Il ne fait guère de doute que Harvey avait de l’influence sur l’Assemblée. Parmi les nombreuses mesures votées au cours de la session de 1837 à la demande du lieutenant-gouverneur, on retrouve non seulement une loi pour la perception d’une taxe modérée sur toutes les terres de la colonie, l’argent recueilli devant être utilisé pour la création d’un dépôt où seraient conservées les archives publiques, mais également des projets de loi pour établir un meilleur système d’éducation au primaire et pour améliorer l’administration de la justice. Néanmoins, Harvey surestima son influence sur « la population honnête, chaleureuse et simple de l’île ». Loin de disparaître, l’agitation autour de l’escheat continua à gagner du terrain, et le parti de Cooper remporta la majorité des sièges à l’Assemblée. Heureusement, Harvey n’eut pas à assister à cet événement. Il reçut une promotion celle de lieutenant-gouverneur du Nouveau-Brunswick et, le 25 mai 1837, il quitta l’Île-du-Prince-Édouard. Sir Charles Augustus Fitzroy le remplaça.
À première vue, l’agitation politique au Nouveau-Brunswick ressemblait à ce qui se passait ailleurs en Amérique du Nord britannique pendant les années 1830 ; en réalité, on y assistait à une lutte pour le pouvoir et pour les postes les plus importants entre différentes factions au sein de l’élite provinciale. Le prédécesseur de Harvey, sir Archibald Campbell*, avait distribué des faveurs politiques presque exclusivement à une poignée de familles en vue de la colonie, dont les membres résidaient principalement à Fredericton et faisaient surtout partie de l’Église d’Angleterre. Il avait ainsi créé une élite bureaucratique dont les éléments avaient au moins autant de liens de parenté entre eux que son équivalent dans le Haut-Canada au cours des années 1820. Mais l’élite du Haut-Canada était guidée par des considérations idéologiques qui n’existaient pas au Nouveau-Brunswick, où la population engagée en politique était relativement homogène sur le plan de l’origine ethnique et des attitudes sociales et politiques, et partageait le même désir de maintenir le lien impérial.

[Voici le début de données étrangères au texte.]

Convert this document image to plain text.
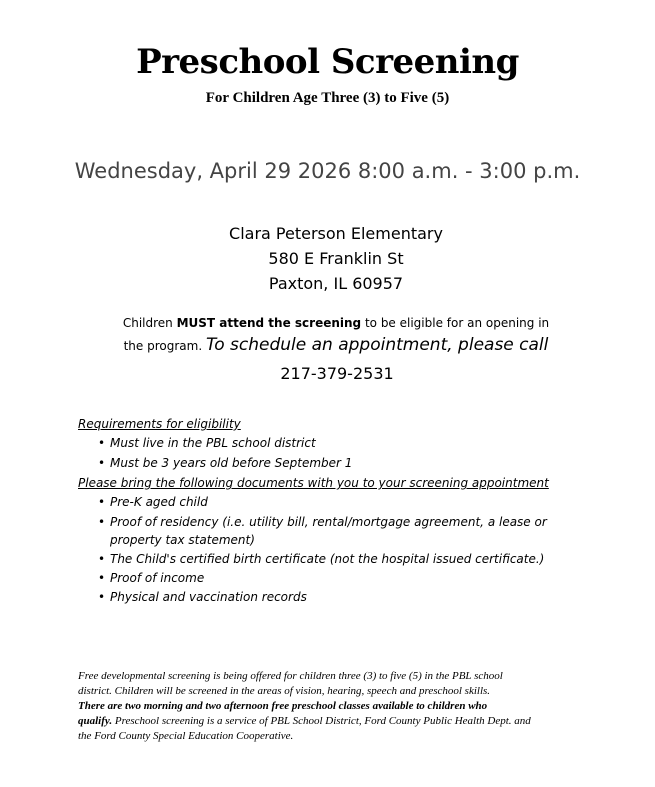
Preschool Screening
For Children Age Three (3) to Five (5)
Wednesday, April 29 2026 8:00 a.m. - 3:00 p.m.
Clara Peterson Elementary
580 E Franklin St
Paxton, IL 60957
Children MUST attend the screening to be eligible for an opening in
the program. To schedule an appointment, please call
217-379-2531
Requirements for eligibility
• Must live in the PBL school district
• Must be 3 years old before September 1
Please bring the following documents with you to your screening appointment
• Pre-K aged child
• Proof of residency (i.e. utility bill, rental/mortgage agreement, a lease or
property tax statement)
• The Child's certified birth certificate (not the hospital issued certificate.)
• Proof of income
• Physical and vaccination records
Free developmental screening is being offered for children three (3) to five (5) in the PBL school
district. Children will be screened in the areas of vision, hearing, speech and preschool skills.
There are two morning and two afternoon free preschool classes available to children who
qualify. Preschool screening is a service of PBL School District, Ford County Public Health Dept. and
the Ford County Special Education Cooperative.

Étant donné que le Nouveau-Brunswick se trouvait divisé en une série de communautés, qui toutes cherchaient à promouvoir leurs propres intérêts immédiats, l’esprit de discorde était un mal endémique ; mais, pour cette raison, les partis politiques avaient mis du temps à se former, tandis que l’existence d’un consensus sur les principes fondamentaux avait atténué les rivalités politiques. Néanmoins, ceux qui n’avaient pas reçu de faveurs politiques ou qui étaient irrités par la ligne de conduite du gouvernement s’unirent au milieu des années 1830 pour former une coalition qui domina l’Assemblée. Dirigés par les riches marchands de bois et par les représentants d’intérêts divergents de ceux de l’élite, tel Charles Simonds, ils exigèrent de contrôler les revenus de la couronne, qui augmentaient rapidement, et les activités du bureau des Terres de la couronne, lequel avait comme titulaire Thomas Baillie*, homme tout aussi puissant qu’impopulaire. Lorsque les réformistes eurent réussi à convaincre le gouvernement britannique de leur modération et soutiré à Glenelg une série d’importantes concessions, Campbell offrit sa démission.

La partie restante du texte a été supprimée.